Prioritise protein and whole foods
Many Indians under-consume protein and over-consume refined carbs. Centre meals on pulses, dairy, eggs, fish or lean meat, and fill the rest with vegetables and healthy fats.
Sleep and manage stress
High cortisol levels promote belly-fat storage. Seven hours of quality sleep and daily stress-reduction habits (yoga, breathwork, even evening walks) make a visible difference.
Move throughout the day
Dr Andrew Huberman often emphasises “NEAT”: non-exercise activity thermogenesis.

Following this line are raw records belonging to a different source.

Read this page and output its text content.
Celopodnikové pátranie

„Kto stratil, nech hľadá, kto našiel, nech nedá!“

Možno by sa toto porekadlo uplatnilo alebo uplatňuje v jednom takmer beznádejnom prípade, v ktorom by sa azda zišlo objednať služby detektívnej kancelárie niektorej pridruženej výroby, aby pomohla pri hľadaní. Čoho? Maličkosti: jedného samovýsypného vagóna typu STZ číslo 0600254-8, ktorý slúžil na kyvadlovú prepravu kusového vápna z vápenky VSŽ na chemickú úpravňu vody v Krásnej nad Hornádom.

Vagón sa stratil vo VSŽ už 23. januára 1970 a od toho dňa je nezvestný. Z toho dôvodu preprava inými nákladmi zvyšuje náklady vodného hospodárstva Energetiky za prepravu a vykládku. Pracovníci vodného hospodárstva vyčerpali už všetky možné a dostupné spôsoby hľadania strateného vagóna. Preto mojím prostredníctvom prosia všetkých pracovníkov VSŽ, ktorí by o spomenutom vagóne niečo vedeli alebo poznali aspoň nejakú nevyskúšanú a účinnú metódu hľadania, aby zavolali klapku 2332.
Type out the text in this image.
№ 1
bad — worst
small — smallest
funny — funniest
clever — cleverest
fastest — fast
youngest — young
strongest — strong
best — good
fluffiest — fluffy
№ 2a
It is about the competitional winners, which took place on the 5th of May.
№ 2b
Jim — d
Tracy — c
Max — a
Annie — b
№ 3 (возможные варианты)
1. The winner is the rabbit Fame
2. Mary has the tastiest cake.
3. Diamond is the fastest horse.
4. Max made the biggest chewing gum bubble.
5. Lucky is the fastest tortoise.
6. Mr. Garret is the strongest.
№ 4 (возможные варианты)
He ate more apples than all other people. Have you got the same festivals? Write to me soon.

It’s the walking, standing, and moving that burn more daily calories than a single gym session.
My takeaway
BMI gives a snapshot. Your waist, strength, and daily habits tell the story. So yes, step on the scale, but also wrap that tape. Because in the long run, how strong you are and where you store fat matter far more than the number on a chart.
(Mitesh Desai, Purezen)
Over the last three years, I have deliberately concentrated on optimizing my body composition through consistent weight training, improved nutrition, and progressive muscle development. As a result, I have observed significant improvements: my physique is noticeably stronger, my posture is enhanced, and my mobility has increased. However, my BMI remains relatively unchanged, hovering around 27, which is classified as 'overweight'. I accept this as a healthy aspect of my journey.